Le débat sur le climat a réveillé des réflexions de fond sur le statut d’un énoncé scientifique. Même si la mauvaise foi la plus évidente est à l’origine de ce débat il n’est pas inutile d ‘en profiter pour éclairer la question.

La démarche scientifique est née avec Galilée, le premier à avoir mis en lumière que la vérité ne pouvait pas être issue d’un principe d’autorité (c’est vrai parce que celui qui le dit est …le pape, un puissant, une autorité reconnue, une personnalité « autorisée ») mais de la confrontation avec la réalité par le biais d’une expérience reproductible. Cette révolution ne s’est pas fait sans mal. Les détenteurs de la Vérité qui en tiraient une position dominante et des avantages se sont retrouvés progressivement en Occident dans la peau de « croyants » sans influence. On comprend qu’ils n’aient pas accepté cette perte facilement1.

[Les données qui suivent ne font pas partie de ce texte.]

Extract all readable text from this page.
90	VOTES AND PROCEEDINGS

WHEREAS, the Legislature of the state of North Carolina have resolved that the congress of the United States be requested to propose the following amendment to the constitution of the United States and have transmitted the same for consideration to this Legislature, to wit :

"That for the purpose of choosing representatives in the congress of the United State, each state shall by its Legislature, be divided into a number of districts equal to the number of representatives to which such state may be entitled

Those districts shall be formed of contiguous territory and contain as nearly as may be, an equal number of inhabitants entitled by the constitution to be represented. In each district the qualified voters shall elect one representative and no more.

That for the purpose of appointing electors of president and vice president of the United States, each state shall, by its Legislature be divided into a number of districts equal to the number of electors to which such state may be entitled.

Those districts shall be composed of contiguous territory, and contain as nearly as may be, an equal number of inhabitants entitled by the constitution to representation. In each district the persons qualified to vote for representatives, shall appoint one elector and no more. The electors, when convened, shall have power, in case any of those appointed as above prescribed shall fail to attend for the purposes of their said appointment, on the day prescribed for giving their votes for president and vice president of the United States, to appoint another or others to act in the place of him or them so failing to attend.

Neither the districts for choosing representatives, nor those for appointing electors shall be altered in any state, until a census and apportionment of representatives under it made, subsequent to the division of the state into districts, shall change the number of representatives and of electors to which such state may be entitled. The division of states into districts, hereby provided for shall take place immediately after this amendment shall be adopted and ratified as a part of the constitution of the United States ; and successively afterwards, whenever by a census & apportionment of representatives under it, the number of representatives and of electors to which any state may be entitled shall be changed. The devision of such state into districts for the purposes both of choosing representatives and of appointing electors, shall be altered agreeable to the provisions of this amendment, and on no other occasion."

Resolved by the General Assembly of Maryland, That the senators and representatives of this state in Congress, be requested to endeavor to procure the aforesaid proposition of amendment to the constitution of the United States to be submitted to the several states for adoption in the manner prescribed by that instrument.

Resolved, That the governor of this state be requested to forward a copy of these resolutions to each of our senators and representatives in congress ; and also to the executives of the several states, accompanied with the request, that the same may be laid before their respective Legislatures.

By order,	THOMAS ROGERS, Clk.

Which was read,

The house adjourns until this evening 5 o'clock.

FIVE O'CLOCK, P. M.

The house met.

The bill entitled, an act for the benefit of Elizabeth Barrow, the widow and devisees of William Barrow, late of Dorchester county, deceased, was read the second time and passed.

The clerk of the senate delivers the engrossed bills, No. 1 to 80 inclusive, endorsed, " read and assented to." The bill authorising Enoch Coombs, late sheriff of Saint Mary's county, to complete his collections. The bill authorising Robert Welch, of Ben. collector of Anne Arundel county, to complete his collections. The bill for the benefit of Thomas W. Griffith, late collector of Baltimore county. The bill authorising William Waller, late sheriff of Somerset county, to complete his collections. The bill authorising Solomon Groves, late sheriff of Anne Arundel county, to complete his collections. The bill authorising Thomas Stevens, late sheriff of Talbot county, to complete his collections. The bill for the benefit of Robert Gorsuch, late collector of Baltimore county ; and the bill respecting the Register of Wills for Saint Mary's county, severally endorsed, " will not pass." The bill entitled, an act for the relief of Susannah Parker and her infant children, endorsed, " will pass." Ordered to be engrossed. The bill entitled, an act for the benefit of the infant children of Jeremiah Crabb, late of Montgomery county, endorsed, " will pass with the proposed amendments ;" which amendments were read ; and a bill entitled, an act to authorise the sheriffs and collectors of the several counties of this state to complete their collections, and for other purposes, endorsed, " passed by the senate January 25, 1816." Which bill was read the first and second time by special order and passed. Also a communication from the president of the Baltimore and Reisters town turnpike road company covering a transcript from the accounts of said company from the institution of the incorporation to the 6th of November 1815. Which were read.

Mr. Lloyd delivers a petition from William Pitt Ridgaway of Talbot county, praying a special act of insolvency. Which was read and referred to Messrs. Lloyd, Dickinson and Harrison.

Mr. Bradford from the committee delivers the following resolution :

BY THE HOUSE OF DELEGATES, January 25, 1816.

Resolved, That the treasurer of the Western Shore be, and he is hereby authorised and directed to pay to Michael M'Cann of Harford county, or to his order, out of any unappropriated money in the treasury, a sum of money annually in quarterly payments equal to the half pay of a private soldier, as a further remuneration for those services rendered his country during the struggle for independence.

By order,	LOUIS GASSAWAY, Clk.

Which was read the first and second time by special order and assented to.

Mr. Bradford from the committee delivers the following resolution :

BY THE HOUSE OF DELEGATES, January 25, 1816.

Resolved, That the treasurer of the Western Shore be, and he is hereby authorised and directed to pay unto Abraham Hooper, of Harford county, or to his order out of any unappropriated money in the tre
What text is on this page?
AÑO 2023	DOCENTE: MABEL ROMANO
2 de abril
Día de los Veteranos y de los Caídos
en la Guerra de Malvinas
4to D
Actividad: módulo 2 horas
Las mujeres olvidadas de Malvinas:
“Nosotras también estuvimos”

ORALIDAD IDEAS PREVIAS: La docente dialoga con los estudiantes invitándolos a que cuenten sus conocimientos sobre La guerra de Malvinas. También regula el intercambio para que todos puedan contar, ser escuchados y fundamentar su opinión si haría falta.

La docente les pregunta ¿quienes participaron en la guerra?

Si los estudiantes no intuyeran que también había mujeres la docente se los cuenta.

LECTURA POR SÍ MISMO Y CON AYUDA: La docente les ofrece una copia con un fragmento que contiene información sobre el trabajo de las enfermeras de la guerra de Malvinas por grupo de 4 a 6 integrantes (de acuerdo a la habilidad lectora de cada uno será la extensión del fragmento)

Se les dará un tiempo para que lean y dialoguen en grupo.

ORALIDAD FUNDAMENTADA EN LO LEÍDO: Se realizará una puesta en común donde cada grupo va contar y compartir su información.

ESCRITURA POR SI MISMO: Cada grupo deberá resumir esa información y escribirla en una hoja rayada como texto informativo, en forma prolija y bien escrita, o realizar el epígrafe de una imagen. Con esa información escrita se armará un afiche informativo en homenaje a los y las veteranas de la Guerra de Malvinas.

L’efficacité de cette démarche expérimentale n’est plus à prouver; elle a valu la domination militaire et intellectuelle de l’Europe pendant 3 siècles, une profusion de découvertes conceptuelles et technologiques dans tous les domaines. A l’inverse dans les domaines où l’expérience est difficile ou impossible (la majorité des sciences dites humaines) la pêche est moins miraculeuse.

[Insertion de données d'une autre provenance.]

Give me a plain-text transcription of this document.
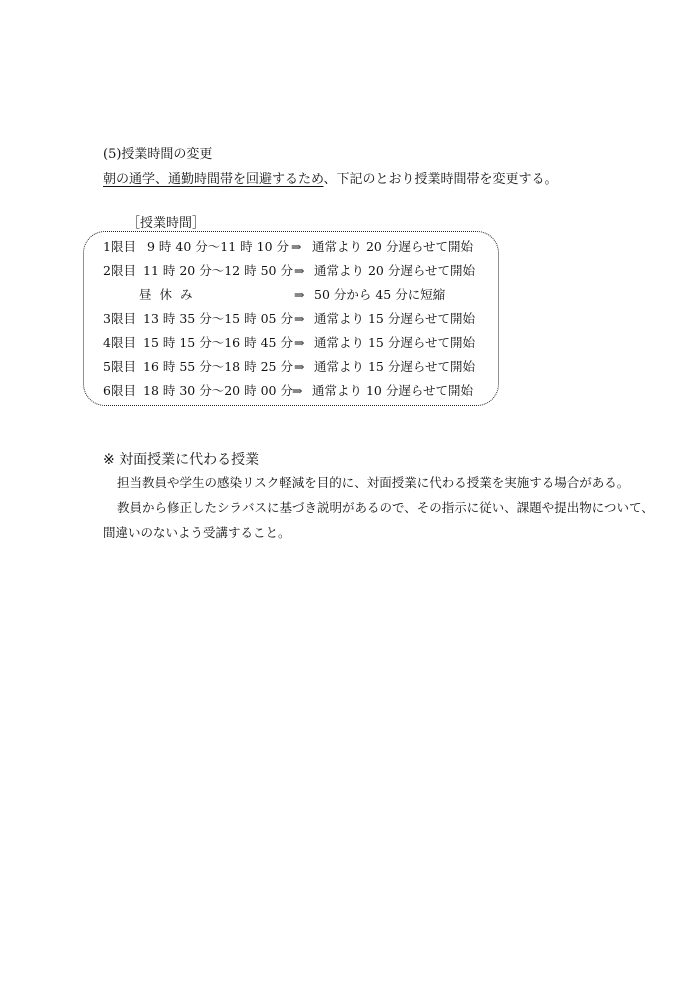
(5)授業時間の変更
朝の通学、通勤時間帯を回避するため、下記のとおり授業時間帯を変更する。
［授業時間］
1限目 9 時 40 分～11 時 10 分 ⇒ 通常より 20 分遅らせて開始
2限目 11 時 20 分～12 時 50 分 ⇒ 通常より 20 分遅らせて開始
昼休み	⇒ 50 分から 45 分に短縮
3限目 13 時 35 分～15 時 05 分 ⇒ 通常より 15 分遅らせて開始
4限目 15 時 15 分～16 時 45 分 ⇒ 通常より 15 分遅らせて開始
5限目 16 時 55 分～18 時 25 分 ⇒ 通常より 15 分遅らせて開始
6限目 18 時 30 分～20 時 00 分 ⇒ 通常より 10 分遅らせて開始
※ 対面授業に代わる授業
担当教員や学生の感染リスク軽減を目的に、対面授業に代わる授業を実施する場合がある。
教員から修正したシラバスに基づき説明があるので、その指示に従い、課題や提出物について、
間違いのないよう受講すること。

Karl Popper2 s ‘est intéressé à ce qui distinguait la psychanalyse et la physique. On lui doit le concept de « réfutabilité » qui, selon lui, permet de distinguer science et idéologie. Un énoncé est scientifique s’il est réfutable, c’est-à-dire s’il est possible de construire une expérience qui permettrait de montrer qu’il est faux. C’est toute la démarche qui consiste à formuler des hypothèses qu’il est possible de vérifier  ou d’infirmer. Popper était très sensible à la notion de contre-exemple et à la faiblesse logique du raisonnement par induction, faiblesse remise en valeur par Taleb dans son cygne noir3 : ce n’est pas parce que je n’ai vu à ce jour que des cygnes blancs que tous les cygnes sont blancs. Il suffit que j’en voie un noir pour m’en rendre compte. Un contre-exemple suffit à démolir une thèse, mille exemples ne permettent pas de l’établir scientifiquement.

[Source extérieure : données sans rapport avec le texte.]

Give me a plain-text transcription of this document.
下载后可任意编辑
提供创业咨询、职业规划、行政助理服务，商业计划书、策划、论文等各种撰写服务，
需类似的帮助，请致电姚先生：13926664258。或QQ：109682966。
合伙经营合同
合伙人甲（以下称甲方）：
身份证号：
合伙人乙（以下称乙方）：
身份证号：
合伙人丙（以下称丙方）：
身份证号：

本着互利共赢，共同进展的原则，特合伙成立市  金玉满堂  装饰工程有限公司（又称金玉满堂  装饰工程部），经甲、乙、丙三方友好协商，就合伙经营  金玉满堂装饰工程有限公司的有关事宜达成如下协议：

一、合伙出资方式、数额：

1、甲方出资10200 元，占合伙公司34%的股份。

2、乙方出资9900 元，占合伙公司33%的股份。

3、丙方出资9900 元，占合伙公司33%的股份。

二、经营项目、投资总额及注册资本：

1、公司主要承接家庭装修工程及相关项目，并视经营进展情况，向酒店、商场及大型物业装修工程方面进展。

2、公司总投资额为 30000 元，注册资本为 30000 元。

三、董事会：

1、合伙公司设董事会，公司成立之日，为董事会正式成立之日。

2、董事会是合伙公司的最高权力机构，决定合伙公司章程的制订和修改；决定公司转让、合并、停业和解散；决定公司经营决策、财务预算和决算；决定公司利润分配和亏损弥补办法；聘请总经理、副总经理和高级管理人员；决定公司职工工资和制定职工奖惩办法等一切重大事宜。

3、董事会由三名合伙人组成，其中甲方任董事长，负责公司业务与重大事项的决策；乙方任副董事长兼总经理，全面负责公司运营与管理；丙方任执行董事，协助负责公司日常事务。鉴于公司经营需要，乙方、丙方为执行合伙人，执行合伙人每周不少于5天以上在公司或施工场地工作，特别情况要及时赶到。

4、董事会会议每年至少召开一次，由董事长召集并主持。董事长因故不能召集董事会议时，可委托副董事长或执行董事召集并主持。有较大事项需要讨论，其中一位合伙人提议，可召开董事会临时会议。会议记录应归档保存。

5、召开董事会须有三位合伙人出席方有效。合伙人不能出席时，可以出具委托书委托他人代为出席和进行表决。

Le recours à l’expérience reproductible et ce souci de n’affirmer que des choses « testables » est à l’origine de la notion de doute scientifique, très voisine de celle de réfutabilité. L’esprit scientifique est celui de la critique et du doute. En quantité, peu d’Einstein et de grandes inspirations dans le travail scientifique ; beaucoup de travail de critiques de vérifications (avant de remettre en cause la mécanique quantique disait Richard Feynman vérifiez que les plombs n’ont pas sauté).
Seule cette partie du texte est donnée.